Roger Williams ran the Lone Star GOP’s Victory ’08 program, which took him all over Texas speaking to Republican grassroots activists, raising money and energizing the troops. “This is a huge advantage,” notes Texas Quorum editor Harvey Kronberg. A successful businessman (auto dealerships), Williams is well off, though not as flush as several of the other contenders. He is also a former professional baseball player and is close to President Bush, an asset in Texas if not everywhere else. Williams’ downside is a lack of strong name ID, although he will probably have the funds to rectify that.
Elizabeth Ames Jones has some name ID and significant contacts from serving and getting elected to the Texas Railroad Commission, which oversees the state’s oil and gas industries. She is only the second woman to serve on the Commission. The post also gives her an excellent platform from which to raise money for a US Senate bid. She comes from a wealthy family, is married and has two grown children. Her political experience includes service in the legislature. Despite her record, however, most voters statewide don’t know much about her.
The list of Republican contenders is likely to grow. One potentially strong vote-getter is Lt. Gov. David Dewhurst. Not only does he have significant name ID from his prior statewide elections as land commissioner and lieutenant governor, he is very wealthy and could finance a strong campaign. He has given no indication what he will do. He could seek re-election to his current job in 2010, a fairly safe ambition; jump into the governor’s race -- unlikely since there are already two powerful Republican figures in that contest, Hutchison and incumbent Gov. Rick Perry; or run for the US Senate.
Other GOPers are also frequently mentioned as candidates for Hutchison’s US Senate seat, even though they have given no indication that they plan to run. These include Railroad Commissioner Michael Williams (R). As an African American, he would have no racial base in the Republican Primary; however, he might well appeal to GOPers who want to see their party broaden its appeal. US Rep. Kay Granger (R) of Fort Worth and Attorney General Greg Abbott (R) are also potential senate candidates.
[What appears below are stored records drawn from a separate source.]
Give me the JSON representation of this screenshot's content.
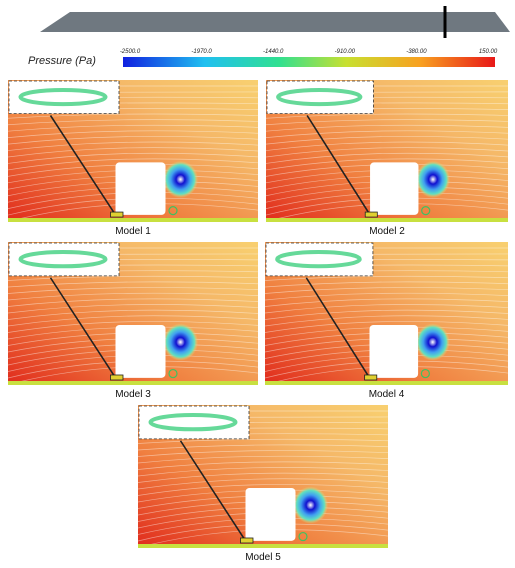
{
  "colorbar": {
    "title": "Pressure (Pa)",
    "tick_labels": [
      "-2500.0",
      "-1970.0",
      "-1440.0",
      "-910.00",
      "-380.00",
      "150.00"
    ]
  },
  "panels": [
    {
      "label": "Model 1"
    },
    {
      "label": "Model 2"
    },
    {
      "label": "Model 3"
    },
    {
      "label": "Model 4"
    },
    {
      "label": "Model 5"
    }
  ]
}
On the Democratic side, former state Comptroller John Sharp announced last week that he plans to run for the senate. He generally positions himself as a moderate to conservative Democrat. Sharp is a former Texas Railroad Commissioner and a former state legislator. He has, however, run statewide twice in the past -- for lieutenant governor in 1998 and 2002 -- and lost both times. In addition, Houston Mayor Bill White is expected to announce his Senate candidacy early this week, perhaps Monday. White has a non-partisan image, in part, as Kronberg says, because “he shepherded Houston through two hurricanes.” His pro-life stance on abortion might give him difficulties in the Democratic Primary. Former Dallas Mayor Ron Kirk (D), who lost (43%) a US Senate bid in 2002, also gets mentioned; however, he is also on the short list for Secretary of Transportation in the Obama Administration.
While both Sharp and White bring some assets to the table, Texas is still a pretty solid Republican state. Recent trends have favored the Democrats, but barring a surprise development, the GOP nominee will certainly be the early favorite.
While Hutchison doesn’t come up for re-election until 2012, Texas elects a governor in 2010. Hutchison doesn’t have to resign until after the gubernatorial primary or election, thus assuring that she has a job in the event she loses her bid for governor. If she doesn’t resign until after the 2010 election, there would be no special election. Perry could appoint a senator for a two-year term and the Senate election would be held in 2012. Hutchison has said she will run for governor, but she has also said she has no plans to resign her Senate seat, but might toward the end of 2010. There is discussion of the range of scenarios involving the exact timing of her stepping down, but the various contenders gearing up now believe she will resign in time for a special election in 2010. “She’s really eager to get out of [Washington],” avows one insider.